Saving for retirement or other big life moments is often viewed as an end in itself: Sock away a little bit each month, and you’ll achieve your financial goals. But many of these accounts can also play a role in lowering your tax burden here and now.
Take Erin Lowry, a self-employed personal finance expert who blogs at BrokeMillennial.com and whose book “Broke Millennial Takes on Investing” will be published in early April. Her transition from company employee with a 401(k) to self-employed worker included the challenge of setting up a new retirement plan.
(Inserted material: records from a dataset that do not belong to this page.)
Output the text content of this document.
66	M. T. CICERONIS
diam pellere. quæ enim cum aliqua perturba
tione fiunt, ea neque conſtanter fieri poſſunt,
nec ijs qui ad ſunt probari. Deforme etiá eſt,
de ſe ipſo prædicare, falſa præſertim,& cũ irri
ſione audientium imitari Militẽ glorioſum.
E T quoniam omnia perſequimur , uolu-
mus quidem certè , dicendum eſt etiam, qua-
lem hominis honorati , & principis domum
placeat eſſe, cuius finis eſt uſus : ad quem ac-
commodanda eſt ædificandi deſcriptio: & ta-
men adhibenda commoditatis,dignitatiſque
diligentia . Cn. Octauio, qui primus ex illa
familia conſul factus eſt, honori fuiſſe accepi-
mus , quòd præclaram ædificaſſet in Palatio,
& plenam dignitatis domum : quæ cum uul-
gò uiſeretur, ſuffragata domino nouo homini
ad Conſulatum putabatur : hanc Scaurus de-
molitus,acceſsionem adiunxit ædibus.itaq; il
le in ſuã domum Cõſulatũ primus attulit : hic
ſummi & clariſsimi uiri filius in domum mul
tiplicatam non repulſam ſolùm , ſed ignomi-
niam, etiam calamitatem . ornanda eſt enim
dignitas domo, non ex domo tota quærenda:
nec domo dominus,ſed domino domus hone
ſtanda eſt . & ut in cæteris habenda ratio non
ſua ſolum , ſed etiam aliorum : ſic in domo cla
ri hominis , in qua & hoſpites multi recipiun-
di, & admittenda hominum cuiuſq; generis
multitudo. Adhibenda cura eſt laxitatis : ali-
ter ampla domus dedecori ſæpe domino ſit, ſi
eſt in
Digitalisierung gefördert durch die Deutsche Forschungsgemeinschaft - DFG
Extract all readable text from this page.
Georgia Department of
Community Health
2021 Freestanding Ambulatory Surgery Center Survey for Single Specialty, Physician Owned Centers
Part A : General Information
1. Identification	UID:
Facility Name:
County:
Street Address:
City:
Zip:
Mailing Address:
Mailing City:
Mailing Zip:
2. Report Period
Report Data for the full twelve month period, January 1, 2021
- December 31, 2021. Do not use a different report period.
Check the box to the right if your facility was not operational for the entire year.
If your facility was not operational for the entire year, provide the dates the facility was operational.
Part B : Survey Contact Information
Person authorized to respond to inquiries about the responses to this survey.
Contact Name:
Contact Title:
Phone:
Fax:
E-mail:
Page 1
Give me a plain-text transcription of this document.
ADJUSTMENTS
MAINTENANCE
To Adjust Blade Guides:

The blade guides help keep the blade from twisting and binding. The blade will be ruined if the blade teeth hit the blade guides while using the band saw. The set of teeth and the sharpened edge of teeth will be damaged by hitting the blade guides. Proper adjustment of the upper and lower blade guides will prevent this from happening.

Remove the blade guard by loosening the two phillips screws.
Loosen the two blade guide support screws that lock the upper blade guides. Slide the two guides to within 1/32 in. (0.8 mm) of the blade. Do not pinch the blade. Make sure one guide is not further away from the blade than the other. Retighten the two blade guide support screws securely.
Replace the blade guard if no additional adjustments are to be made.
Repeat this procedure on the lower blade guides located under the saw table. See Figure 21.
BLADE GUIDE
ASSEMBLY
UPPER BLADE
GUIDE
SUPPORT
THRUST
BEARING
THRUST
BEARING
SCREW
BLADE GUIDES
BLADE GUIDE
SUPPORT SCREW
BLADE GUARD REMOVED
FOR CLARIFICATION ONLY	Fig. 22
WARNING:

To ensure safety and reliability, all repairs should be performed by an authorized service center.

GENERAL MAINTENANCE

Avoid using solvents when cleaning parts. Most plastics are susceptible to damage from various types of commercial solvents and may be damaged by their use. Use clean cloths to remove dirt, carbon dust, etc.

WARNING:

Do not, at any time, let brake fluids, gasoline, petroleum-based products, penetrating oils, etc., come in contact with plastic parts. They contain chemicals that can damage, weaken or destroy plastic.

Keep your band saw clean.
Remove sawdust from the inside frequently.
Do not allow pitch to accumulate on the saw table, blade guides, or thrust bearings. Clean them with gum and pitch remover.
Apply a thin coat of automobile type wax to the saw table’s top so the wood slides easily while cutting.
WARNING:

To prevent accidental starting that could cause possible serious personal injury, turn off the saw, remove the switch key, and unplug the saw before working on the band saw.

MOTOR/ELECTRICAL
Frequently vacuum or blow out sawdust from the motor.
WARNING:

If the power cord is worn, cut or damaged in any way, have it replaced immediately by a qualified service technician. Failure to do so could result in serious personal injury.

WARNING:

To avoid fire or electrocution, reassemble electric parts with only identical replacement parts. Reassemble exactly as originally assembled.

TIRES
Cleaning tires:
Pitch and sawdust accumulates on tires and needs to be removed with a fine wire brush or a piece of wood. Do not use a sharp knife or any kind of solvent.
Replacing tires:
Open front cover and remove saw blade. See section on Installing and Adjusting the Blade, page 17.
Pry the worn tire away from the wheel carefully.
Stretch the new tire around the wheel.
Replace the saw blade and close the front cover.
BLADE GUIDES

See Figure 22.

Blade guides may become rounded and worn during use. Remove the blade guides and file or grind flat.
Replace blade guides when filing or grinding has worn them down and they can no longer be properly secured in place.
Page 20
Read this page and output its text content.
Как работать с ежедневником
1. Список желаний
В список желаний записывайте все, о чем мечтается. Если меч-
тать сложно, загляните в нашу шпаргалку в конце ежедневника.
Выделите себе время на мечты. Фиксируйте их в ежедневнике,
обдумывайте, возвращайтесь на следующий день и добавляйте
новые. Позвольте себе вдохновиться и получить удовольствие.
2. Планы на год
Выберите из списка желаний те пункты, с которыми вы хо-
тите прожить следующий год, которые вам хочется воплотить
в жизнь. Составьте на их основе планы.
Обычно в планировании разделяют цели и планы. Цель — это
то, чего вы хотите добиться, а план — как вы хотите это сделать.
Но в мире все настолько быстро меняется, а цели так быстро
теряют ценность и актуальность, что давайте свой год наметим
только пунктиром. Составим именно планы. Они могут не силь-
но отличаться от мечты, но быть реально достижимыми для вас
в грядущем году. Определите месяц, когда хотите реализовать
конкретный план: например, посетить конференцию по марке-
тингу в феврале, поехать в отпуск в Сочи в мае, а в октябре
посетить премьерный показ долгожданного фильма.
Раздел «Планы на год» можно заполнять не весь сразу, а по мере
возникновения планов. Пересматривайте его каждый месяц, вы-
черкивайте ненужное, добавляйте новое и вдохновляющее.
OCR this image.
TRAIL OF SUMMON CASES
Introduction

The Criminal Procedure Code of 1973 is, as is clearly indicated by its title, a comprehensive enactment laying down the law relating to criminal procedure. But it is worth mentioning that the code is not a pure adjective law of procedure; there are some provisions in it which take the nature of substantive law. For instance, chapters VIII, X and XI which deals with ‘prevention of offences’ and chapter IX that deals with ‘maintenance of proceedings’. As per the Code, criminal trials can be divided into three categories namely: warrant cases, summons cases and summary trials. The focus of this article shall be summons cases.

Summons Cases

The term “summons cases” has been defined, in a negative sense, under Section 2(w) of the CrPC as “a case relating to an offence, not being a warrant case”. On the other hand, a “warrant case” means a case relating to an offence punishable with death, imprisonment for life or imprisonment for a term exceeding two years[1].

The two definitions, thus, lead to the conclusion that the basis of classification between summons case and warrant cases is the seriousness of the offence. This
“The advice out there is for the traditional employee, like, ‘Make sure you get the employer match,’” she recalls. “As a self-employed person, retirement is entirely on my shoulders.”
That includes navigating a complicated set of issues when it comes to retirement savings, such as deciding which type of account best fits her needs.
Lowry said she eventually picked a SEP-IRA, which has higher contribution limits than traditional or Roth IRAs. It also has the advantage of helping with tax planning because contributions are tax-deductible.
The SEP-IRA allows Lowry to contribute for the previous tax year until the tax-filing deadline of April 15, which gives her time to strategize with her accountant on last-minute contributions to lower her taxable income. “I’ll put in a little more right before I finalize my tax return for 2018,” she notes.
Tapping those types of tax strategies are crucial for financial planning, says Chantel Bonneau, a wealth management adviser at Northwestern Mutual. And more workers may be thinking about getting a better handle on their tax burdens after the massive tax overhaul that went into effect last year, she adds.
That being said, she advises people to focus on their financial targets first and foremost.
“We all want tax benefits, but make sure you are doing things that will get you closer to your goal,” she says. In other words, “Don’t buy a house for the tax benefit – buy it because you want to own a house.”
Below are five key accounts that help lower tax burdens either now or during a life transition, financial experts say.
Offered by employers, 401(k) plans allow workers to set aside retirement funds on a tax-deferred basis. Those contributions will lower your taxable income in the year they are made, reducing your current tax bill. However, you’ll pay income tax on your withdrawals once you hit retirement and start tapping the account.
Several other plans offer similar tax-deferred savings, including the traditional IRA and the SEP-IRA used by Lowry, with the latter geared toward self-employed workers or small-business owners.
The Roth IRA, however, offers a different type of tax advantage: You pay income tax on contributions in the year you make them but withdraw the funds tax-free in retirement. Roth IRAs can offer savings for workers who believe they’ll be in a higher tax bracket when they retire, notes Bonneau.
The tax advantage of Roth IRAs attracted Susanmarie Harrington, a professor at University of Vermont in Burlington. She started setting up IRAs when she began working but switched to Roth IRAs because, she says, “it seemed more tax advantageous.”
Flexible spending accounts
There are two types of tax-advantaged accounts geared toward medical expenses, flexible spending accounts and health savings accounts, but they have significant differences.
Flexible savings accounts (FSA) are limited to $2,700 per contributor in 2019, meaning that is the maximum tax-exempt amount a worker can set aside. Those funds can then be used to pay for health care expenses like co-pays or medication. But there’s one big drawback: These accounts are “use it or lose it,” which means you lose the amount you’ve set aside if you fail to file for reimbursement before the FSA claim deadline, typically in March of the following year.
Heath savings accounts
HSAs are “triple tax-advantaged” plans for people who have high-deductible health care plans, says Shobin Uralil, the COO and co-founder of Lively, an HSA provider. Funds are contributed on a pre-tax basis, and if they are used to pay for medical expenses, they’re also not subject to taxes. Lastly, some contributions may also be exempt from Social Security and Medicare taxes, Uralil added.
Unlike FSAs, the funds “stay with you,” Uralil adds. “Even though the account may be provided by your employer, you as the account holder are the one who owns the funds, and you are the one who gets the tax benefit. When you leave, the funds stay with you.”
College is another expensive life event where tax breaks can provide welcome relief. 529 plans are typically more flexible than consumers realize, says Ksenia Yudina, CEO of U-Nest, an app that provides 529 investing, and a former financial adviser.
Parents don’t need to open a plan in the state where they live, and grandparents and other relatives and friends can also invest in a 529 plan, she adds. And the plans offer significant tax breaks, she notes.
While you put in after-tax dollars, those contributions grow tax-free, and withdrawals are not taxed, either.
“Some people don’t realize that 529 plans have those major tax benefits,” she says.
Contributions can be invested in a number of mutual funds, index funds or other investments. On top of the investment gains, “the tax benefits compound,” Yudina says. “So over the long-term, it makes a huge, huge difference.”